Flow is an optimal state of consciousness, a peak state where we both feel our best and perform our best
If you can visualise your favourite athlete when they were at the top of their game, when the world seemed to be moving slowly for them and they could do no wrong then you are seeing someone in flow state. Developers often achieve flow state too, head down, headphones on, cranking out great code. Or picture a dancer, lost in the music. Or a magical conversation with your other half.
Lots of examples, and the point is that all us can experience flow. It’s important because doing so makes us happier and more productive. One way to a happier life, therefore, is to maximise flow. And one way to build a stronger culture is to optimise for flow in the workplace.
Kotler has identified 17 triggers for flow:
- intensely focused attention
- clear goals
- immediate feedback
- challenge that stretches us, but not too much
- high consequences
- rich environment
- deep embodiment
- serious consequences
- shared goals
- good communication
- equal participation and skill level
- sense of control
- close listening
- postive/constructive environment (yes, and…)

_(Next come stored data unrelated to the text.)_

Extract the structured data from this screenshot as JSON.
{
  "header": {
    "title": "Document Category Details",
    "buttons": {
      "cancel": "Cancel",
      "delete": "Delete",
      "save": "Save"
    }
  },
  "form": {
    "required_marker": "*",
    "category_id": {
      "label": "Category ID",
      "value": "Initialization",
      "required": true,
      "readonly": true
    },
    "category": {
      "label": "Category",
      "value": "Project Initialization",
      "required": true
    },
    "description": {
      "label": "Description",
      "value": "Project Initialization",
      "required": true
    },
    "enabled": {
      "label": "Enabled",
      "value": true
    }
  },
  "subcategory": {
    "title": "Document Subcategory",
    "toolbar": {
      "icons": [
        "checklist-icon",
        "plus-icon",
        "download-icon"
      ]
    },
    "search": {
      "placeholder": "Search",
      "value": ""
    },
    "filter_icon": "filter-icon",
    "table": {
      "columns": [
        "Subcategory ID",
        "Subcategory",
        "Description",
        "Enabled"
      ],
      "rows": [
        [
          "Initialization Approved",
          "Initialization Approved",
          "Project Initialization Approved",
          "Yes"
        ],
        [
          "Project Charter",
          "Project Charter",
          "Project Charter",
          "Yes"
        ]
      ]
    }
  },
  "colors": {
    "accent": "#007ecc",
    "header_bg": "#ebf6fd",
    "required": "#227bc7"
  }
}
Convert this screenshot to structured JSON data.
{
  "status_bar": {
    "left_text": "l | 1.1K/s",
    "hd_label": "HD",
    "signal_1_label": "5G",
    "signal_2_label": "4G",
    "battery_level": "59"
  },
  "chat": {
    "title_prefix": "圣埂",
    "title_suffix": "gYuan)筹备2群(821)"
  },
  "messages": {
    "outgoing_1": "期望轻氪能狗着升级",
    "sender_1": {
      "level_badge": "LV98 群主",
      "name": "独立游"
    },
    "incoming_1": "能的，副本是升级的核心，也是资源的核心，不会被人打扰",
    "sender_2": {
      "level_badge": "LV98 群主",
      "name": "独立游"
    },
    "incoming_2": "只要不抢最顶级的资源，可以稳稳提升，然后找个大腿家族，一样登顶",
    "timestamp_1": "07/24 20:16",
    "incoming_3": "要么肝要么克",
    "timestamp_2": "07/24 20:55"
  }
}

Notice that most of the items on this list are features of good company cultures and/or things we try to cultivate in our businesses. Flipping this on its head, the interesting idea for me is whether optimising flow might be a way to think about the goal for a company culture.
Most startups start thinking about their company culture when they get big enough that the founder stops having close contact with everyone in the business. The goal is to make sure the special sauce the founder has discovered doesn’t get lost as the company grows. The business reasons for doing that are usually to maintain productivity and creativity, and to help attract and retain talent.
What I like about Kotler’s 17 triggers for flow is that they provide the link between culture and productivity.
This is an emerging area I will watch with interest.